Almost all firms–certainly the successful ones–have very high levels of repeat business: 65% is common; 80% by no means unheard of. And, of course, it’s a bit of a double-edged sword: win too much business from the same, small number of clients and you easily create a dependency that leaves you exposed to future change. But the truly misleading thing about numbers such as these is that they tell you less about how good you are and more about how clients see the world. When clients ask you to do a follow-up piece it’s because they’re more likely to be positive about consulting work they’ve experienced than work they’ve read about on paper.
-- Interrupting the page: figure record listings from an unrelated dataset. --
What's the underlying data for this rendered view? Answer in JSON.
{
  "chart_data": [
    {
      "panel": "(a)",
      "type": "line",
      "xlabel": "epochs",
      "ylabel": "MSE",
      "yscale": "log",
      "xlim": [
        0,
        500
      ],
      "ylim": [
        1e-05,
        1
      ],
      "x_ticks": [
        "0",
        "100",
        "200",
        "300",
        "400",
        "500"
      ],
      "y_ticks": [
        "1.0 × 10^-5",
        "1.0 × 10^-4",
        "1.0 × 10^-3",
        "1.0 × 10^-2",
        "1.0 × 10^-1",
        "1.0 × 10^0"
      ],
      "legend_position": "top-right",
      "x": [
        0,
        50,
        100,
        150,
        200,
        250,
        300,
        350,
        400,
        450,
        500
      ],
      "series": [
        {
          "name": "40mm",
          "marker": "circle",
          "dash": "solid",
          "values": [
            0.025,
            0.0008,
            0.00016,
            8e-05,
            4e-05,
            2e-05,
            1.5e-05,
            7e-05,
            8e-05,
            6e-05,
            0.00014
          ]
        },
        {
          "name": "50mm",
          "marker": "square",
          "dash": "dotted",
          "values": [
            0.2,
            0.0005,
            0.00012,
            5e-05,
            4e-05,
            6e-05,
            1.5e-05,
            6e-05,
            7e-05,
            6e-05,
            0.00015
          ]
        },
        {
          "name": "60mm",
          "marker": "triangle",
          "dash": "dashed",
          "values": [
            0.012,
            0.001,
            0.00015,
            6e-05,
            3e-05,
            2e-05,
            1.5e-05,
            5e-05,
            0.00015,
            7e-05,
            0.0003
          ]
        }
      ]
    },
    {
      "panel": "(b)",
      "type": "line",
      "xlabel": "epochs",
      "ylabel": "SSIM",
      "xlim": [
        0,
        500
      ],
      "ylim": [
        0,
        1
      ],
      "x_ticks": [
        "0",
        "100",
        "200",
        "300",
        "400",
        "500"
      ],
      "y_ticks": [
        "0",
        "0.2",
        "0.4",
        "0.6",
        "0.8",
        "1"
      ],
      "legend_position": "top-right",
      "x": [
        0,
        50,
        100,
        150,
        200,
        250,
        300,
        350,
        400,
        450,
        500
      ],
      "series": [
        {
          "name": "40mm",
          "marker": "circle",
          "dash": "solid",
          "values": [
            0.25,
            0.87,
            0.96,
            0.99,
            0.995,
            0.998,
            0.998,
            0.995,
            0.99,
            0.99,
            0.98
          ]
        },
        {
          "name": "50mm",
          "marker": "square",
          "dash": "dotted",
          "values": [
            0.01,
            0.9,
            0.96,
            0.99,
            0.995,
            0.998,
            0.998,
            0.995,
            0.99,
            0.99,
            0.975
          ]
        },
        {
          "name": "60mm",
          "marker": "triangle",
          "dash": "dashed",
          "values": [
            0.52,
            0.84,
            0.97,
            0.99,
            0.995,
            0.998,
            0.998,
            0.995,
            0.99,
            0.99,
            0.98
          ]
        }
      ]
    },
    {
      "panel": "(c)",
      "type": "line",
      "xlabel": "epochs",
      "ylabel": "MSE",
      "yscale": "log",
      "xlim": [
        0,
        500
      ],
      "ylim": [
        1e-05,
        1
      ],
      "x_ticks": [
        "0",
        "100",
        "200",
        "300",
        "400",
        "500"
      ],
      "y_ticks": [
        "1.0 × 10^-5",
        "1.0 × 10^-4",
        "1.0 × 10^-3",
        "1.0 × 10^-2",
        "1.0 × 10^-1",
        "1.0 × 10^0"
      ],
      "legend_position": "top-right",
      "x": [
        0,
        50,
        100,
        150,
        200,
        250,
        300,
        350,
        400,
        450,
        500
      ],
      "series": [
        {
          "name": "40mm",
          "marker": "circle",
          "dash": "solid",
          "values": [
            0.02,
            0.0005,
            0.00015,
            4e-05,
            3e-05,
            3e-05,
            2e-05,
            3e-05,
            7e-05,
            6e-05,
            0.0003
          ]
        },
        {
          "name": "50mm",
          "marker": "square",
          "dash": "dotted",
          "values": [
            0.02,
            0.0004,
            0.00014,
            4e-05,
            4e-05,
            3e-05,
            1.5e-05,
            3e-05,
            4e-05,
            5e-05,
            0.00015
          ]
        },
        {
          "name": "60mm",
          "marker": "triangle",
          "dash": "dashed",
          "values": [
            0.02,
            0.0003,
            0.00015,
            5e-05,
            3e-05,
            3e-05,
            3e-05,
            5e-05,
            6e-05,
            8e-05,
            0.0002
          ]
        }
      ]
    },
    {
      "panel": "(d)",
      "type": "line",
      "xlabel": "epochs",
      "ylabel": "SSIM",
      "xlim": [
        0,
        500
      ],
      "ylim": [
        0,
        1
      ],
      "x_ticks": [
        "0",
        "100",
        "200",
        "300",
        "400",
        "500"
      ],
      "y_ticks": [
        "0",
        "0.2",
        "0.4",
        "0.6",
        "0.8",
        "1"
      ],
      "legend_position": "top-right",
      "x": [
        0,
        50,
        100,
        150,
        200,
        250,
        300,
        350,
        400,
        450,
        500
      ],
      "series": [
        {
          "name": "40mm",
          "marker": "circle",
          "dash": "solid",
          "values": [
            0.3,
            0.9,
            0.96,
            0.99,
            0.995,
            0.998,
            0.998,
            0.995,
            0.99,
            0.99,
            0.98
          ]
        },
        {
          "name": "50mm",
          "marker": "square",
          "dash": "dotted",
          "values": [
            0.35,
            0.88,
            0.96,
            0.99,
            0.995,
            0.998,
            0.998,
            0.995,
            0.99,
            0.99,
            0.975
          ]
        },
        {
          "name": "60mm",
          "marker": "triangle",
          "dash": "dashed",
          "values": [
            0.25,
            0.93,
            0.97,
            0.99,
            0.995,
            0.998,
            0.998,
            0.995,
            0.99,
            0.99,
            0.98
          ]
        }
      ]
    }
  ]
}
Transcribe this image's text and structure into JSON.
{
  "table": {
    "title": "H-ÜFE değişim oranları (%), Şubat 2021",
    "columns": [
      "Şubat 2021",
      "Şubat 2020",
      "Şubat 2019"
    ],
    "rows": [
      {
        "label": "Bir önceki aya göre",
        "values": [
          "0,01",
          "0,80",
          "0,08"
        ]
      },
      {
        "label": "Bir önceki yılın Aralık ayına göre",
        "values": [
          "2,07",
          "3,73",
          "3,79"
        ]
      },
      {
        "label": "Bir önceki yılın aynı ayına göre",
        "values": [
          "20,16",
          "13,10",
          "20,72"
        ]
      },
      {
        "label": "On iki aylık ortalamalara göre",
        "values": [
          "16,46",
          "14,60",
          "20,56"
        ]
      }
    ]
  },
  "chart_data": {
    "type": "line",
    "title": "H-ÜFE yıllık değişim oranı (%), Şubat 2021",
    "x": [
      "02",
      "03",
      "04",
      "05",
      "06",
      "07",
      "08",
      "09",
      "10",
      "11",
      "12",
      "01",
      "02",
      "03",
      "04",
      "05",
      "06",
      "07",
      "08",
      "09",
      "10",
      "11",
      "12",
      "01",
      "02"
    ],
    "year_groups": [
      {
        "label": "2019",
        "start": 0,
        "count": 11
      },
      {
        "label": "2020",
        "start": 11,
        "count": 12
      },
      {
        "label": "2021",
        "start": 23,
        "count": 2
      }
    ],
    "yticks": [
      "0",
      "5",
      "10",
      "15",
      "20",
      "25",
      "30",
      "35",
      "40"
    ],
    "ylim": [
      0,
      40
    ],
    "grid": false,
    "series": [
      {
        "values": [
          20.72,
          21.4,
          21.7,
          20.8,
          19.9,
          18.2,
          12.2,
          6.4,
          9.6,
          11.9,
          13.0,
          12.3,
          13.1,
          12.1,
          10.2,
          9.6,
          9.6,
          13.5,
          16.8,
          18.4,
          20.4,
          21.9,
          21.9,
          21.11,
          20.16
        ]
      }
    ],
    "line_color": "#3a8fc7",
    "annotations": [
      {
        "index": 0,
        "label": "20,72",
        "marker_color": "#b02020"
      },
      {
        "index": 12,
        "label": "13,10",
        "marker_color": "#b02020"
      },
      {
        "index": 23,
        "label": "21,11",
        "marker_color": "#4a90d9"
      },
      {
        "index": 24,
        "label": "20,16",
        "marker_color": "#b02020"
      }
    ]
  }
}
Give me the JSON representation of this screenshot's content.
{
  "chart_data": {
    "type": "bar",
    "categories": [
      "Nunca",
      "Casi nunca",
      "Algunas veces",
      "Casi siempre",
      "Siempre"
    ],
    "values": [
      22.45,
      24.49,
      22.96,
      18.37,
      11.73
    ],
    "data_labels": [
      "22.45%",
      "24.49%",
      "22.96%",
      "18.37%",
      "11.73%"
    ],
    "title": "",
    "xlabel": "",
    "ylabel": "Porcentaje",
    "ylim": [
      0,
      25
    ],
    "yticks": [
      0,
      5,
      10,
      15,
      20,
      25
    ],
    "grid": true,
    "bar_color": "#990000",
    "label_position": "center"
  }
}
This is something that runs right through our research: In all but a very small number of outlier firms, clients are more positive about the work done by firms they use a lot than by those they’ve used in the past or know by reputation only. Globally, around 70% of clients who’ve worked closely with a particular firm would rate the quality of its work as “high” or “very high”, but only 58% of indirect clients who know the firm less well would. The reason is probably twofold. Most marketing by consulting firms leaves a lot to be desired and is particularly weak when it comes to explaining what’s special about a given firm’s approach. It doesn’t, in effect, do justice to the quality of work a firm actually does. But you could pump out the best marketing collateral in the world and still lose work to an incumbent provider because clients need to experience a firm’s work before they recognise its quality. Nothing you can do can communicate what you do as well as doing it.